Institute of Animal Science, Chinese Academy of Agricultural Sciences, Beijing, China.
J Anim Breed Genet. 2021 May;138(3):291-299. doi: 10.1111/jbg.12514. Epub 2020 Oct 22.
Genomic selection (GS) using the whole-genome molecular makers to predict genomic estimated breeding values (GEBVs) is revolutionizing the livestock and plant breeding. Seeking out novel strategies with higher prediction accuracy for GS has been the ultimate goal of breeders. With the rapid development of artificial intelligence, machine learning algorithms were applied to estimate the GEBVs increasingly. Although some machine learning methods have better performance in phenotype prediction, there is still considerable room for improvement. In this study, we applied an ensemble-learning algorithm, Adaboost.RT, which integrated support vector regression (SVR), kernel ridge regression (KRR) and random forest (RF), to predict genomic breeding values of three economic traits (carcass weight, live weight, and eye muscle area) in Chinese Simmental beef cattle. Predictive accuracy measured as the Pearson correlation between the corrected phenotypes and predicted GEBVs. Moreover, we compared the reliability of SVR, KRR, RF, Adaboost.RT and GBLUP methods. The result showed that machine learning methods outperformed GBLUP, and the average improvement of four machine learning methods over the GBLUP was 12.8%, 14.9%, 5.4% and 14.4%, respectively. Among the four machine learning methods, the reliability of Adaboost.RT was comparable to KRR with higher stability. We therefore believe that the Adaboost.RT algorithm is a reliable and efficient method for GS.
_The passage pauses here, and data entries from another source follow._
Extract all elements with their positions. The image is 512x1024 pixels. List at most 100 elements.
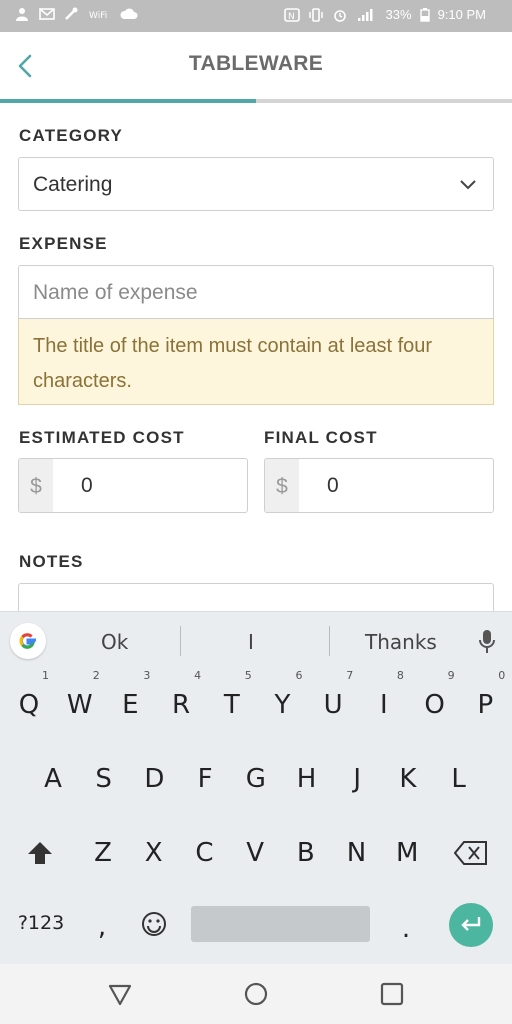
key-k-label: K bbox=[399, 764, 417, 794]
key-z-label: Z bbox=[94, 838, 112, 868]
key-r[interactable]: R4 bbox=[157, 669, 205, 735]
key-o-label: O bbox=[424, 690, 445, 720]
suggestion-3[interactable]: Thanks bbox=[365, 630, 437, 654]
battery-percent: 33% bbox=[385, 7, 412, 22]
status-bar: WiFi N 33% 9:10 PM bbox=[0, 0, 512, 32]
key-a-label: A bbox=[44, 764, 62, 794]
status-right: N 33% 9:10 PM bbox=[283, 7, 486, 22]
key-s-label: S bbox=[95, 764, 112, 794]
comma-key[interactable]: , bbox=[80, 897, 124, 957]
key-l-label: L bbox=[451, 764, 466, 794]
recents-square-icon[interactable] bbox=[378, 980, 406, 1008]
symbols-key[interactable]: ?123 bbox=[14, 893, 68, 953]
key-q[interactable]: Q1 bbox=[5, 669, 53, 735]
key-c[interactable]: C bbox=[180, 823, 228, 883]
final-cost-label: FINAL COST bbox=[264, 428, 378, 447]
signal-icon bbox=[357, 8, 373, 21]
key-w[interactable]: W2 bbox=[56, 669, 104, 735]
key-c-label: C bbox=[195, 838, 214, 868]
key-h[interactable]: H bbox=[283, 749, 331, 809]
tools-icon bbox=[65, 7, 78, 20]
key-h-label: H bbox=[296, 764, 317, 794]
final-cost-currency: $ bbox=[265, 459, 299, 512]
key-q-hint: 1 bbox=[42, 669, 49, 682]
space-key[interactable] bbox=[191, 906, 370, 942]
key-e[interactable]: E3 bbox=[106, 669, 154, 735]
chevron-down-icon bbox=[460, 180, 476, 190]
suggestion-1[interactable]: Ok bbox=[101, 630, 128, 654]
key-v[interactable]: V bbox=[231, 823, 279, 883]
key-x-label: X bbox=[144, 838, 163, 868]
svg-text:WiFi: WiFi bbox=[89, 11, 107, 21]
person-icon bbox=[16, 8, 28, 21]
key-l[interactable]: L bbox=[435, 749, 483, 809]
suggestion-strip: Ok I Thanks bbox=[0, 612, 512, 670]
key-o[interactable]: O9 bbox=[411, 669, 459, 735]
key-t-label: T bbox=[223, 690, 240, 720]
key-w-label: W bbox=[66, 690, 93, 720]
key-j[interactable]: J bbox=[333, 749, 381, 809]
expense-placeholder: Name of expense bbox=[33, 281, 198, 304]
progress-fill bbox=[0, 99, 256, 103]
key-z[interactable]: Z bbox=[79, 823, 127, 883]
app-bar: TABLEWARE bbox=[0, 32, 512, 98]
wifi-calling-icon: WiFi bbox=[89, 11, 107, 21]
key-g[interactable]: G bbox=[232, 749, 280, 809]
notes-label: NOTES bbox=[19, 552, 84, 571]
key-b-label: B bbox=[296, 838, 315, 868]
progress-bar bbox=[0, 99, 512, 103]
estimated-cost-value: 0 bbox=[81, 474, 93, 497]
enter-key[interactable] bbox=[449, 903, 493, 947]
backspace-icon[interactable] bbox=[454, 840, 488, 866]
key-q-label: Q bbox=[18, 690, 40, 720]
back-triangle-icon[interactable] bbox=[106, 980, 134, 1008]
category-select[interactable]: Catering bbox=[18, 157, 494, 211]
clock: 9:10 PM bbox=[437, 7, 486, 22]
key-i[interactable]: I8 bbox=[360, 669, 408, 735]
emoji-icon[interactable] bbox=[140, 910, 168, 938]
alarm-icon bbox=[333, 9, 346, 22]
period-key[interactable]: . bbox=[384, 899, 428, 959]
key-y[interactable]: Y6 bbox=[259, 669, 307, 735]
navigation-bar bbox=[0, 964, 512, 1024]
svg-text:N: N bbox=[288, 12, 295, 22]
expense-input[interactable]: Name of expense bbox=[18, 265, 494, 319]
key-f-label: F bbox=[197, 764, 213, 794]
suggestion-2[interactable]: I bbox=[248, 630, 254, 654]
home-circle-icon[interactable] bbox=[242, 980, 270, 1008]
google-g-icon[interactable] bbox=[10, 623, 46, 659]
key-t[interactable]: T5 bbox=[208, 669, 256, 735]
key-p-label: P bbox=[477, 690, 494, 720]
key-w-hint: 2 bbox=[92, 669, 100, 682]
key-e-label: E bbox=[122, 690, 139, 720]
key-e-hint: 3 bbox=[143, 669, 151, 682]
key-k[interactable]: K bbox=[384, 749, 432, 809]
key-f[interactable]: F bbox=[181, 749, 229, 809]
key-i-label: I bbox=[380, 690, 388, 720]
key-n[interactable]: N bbox=[333, 823, 381, 883]
shift-icon[interactable] bbox=[26, 840, 54, 866]
key-y-hint: 6 bbox=[295, 669, 303, 682]
mail-icon bbox=[39, 8, 55, 20]
key-a[interactable]: A bbox=[29, 749, 77, 809]
key-m[interactable]: M bbox=[383, 823, 431, 883]
suggestion-divider bbox=[329, 626, 330, 656]
key-u-label: U bbox=[323, 690, 343, 720]
key-s[interactable]: S bbox=[80, 749, 128, 809]
final-cost-input[interactable]: $ 0 bbox=[264, 458, 494, 513]
estimated-cost-label: ESTIMATED COST bbox=[19, 428, 185, 447]
key-d[interactable]: D bbox=[130, 749, 178, 809]
key-b[interactable]: B bbox=[282, 823, 330, 883]
page-title: TABLEWARE bbox=[188, 52, 324, 75]
key-p-hint: 0 bbox=[498, 669, 506, 682]
key-p[interactable]: P0 bbox=[461, 669, 509, 735]
status-left-icons: WiFi bbox=[14, 7, 138, 21]
vibrate-icon bbox=[308, 7, 323, 22]
nfc-icon: N bbox=[283, 7, 300, 22]
estimated-cost-input[interactable]: $ 0 bbox=[18, 458, 248, 513]
microphone-icon[interactable] bbox=[477, 628, 497, 656]
key-u[interactable]: U7 bbox=[309, 669, 357, 735]
key-j-label: J bbox=[353, 764, 362, 794]
key-u-hint: 7 bbox=[346, 669, 354, 682]
key-x[interactable]: X bbox=[130, 823, 178, 883]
全基因组分子标记物的基因组选择(GS)用于预测基因组估计育种值(GEBV),正在彻底改变家畜和植物的育种方式。寻找具有更高预测准确性的新策略一直是育种者的最终目标。随着人工智能的快速发展,机器学习算法被越来越多地应用于估计 GEBVs。虽然一些机器学习方法在表型预测方面表现更好,但仍有相当大的改进空间。在这项研究中,我们应用了一种集成学习算法,即 Adaboost.RT,它集成了支持向量回归(SVR)、核脊回归(KRR)和随机森林(RF),用于预测中国西门塔尔牛肉牛三个经济性状(胴体重、活重和眼肌面积)的基因组育种值。预测准确性的衡量标准是校正表型和预测 GEBVs 之间的皮尔逊相关系数。此外,我们还比较了 SVR、KRR、RF、Adaboost.RT 和 GBLUP 方法的可靠性。结果表明,机器学习方法优于 GBLUP,四种机器学习方法相对于 GBLUP 的平均改进分别为 12.8%、14.9%、5.4%和 14.4%。在这四种机器学习方法中,Adaboost.RT 的可靠性与 KRR 相当,稳定性更高。因此,我们认为 Adaboost.RT 算法是 GS 的一种可靠且高效的方法。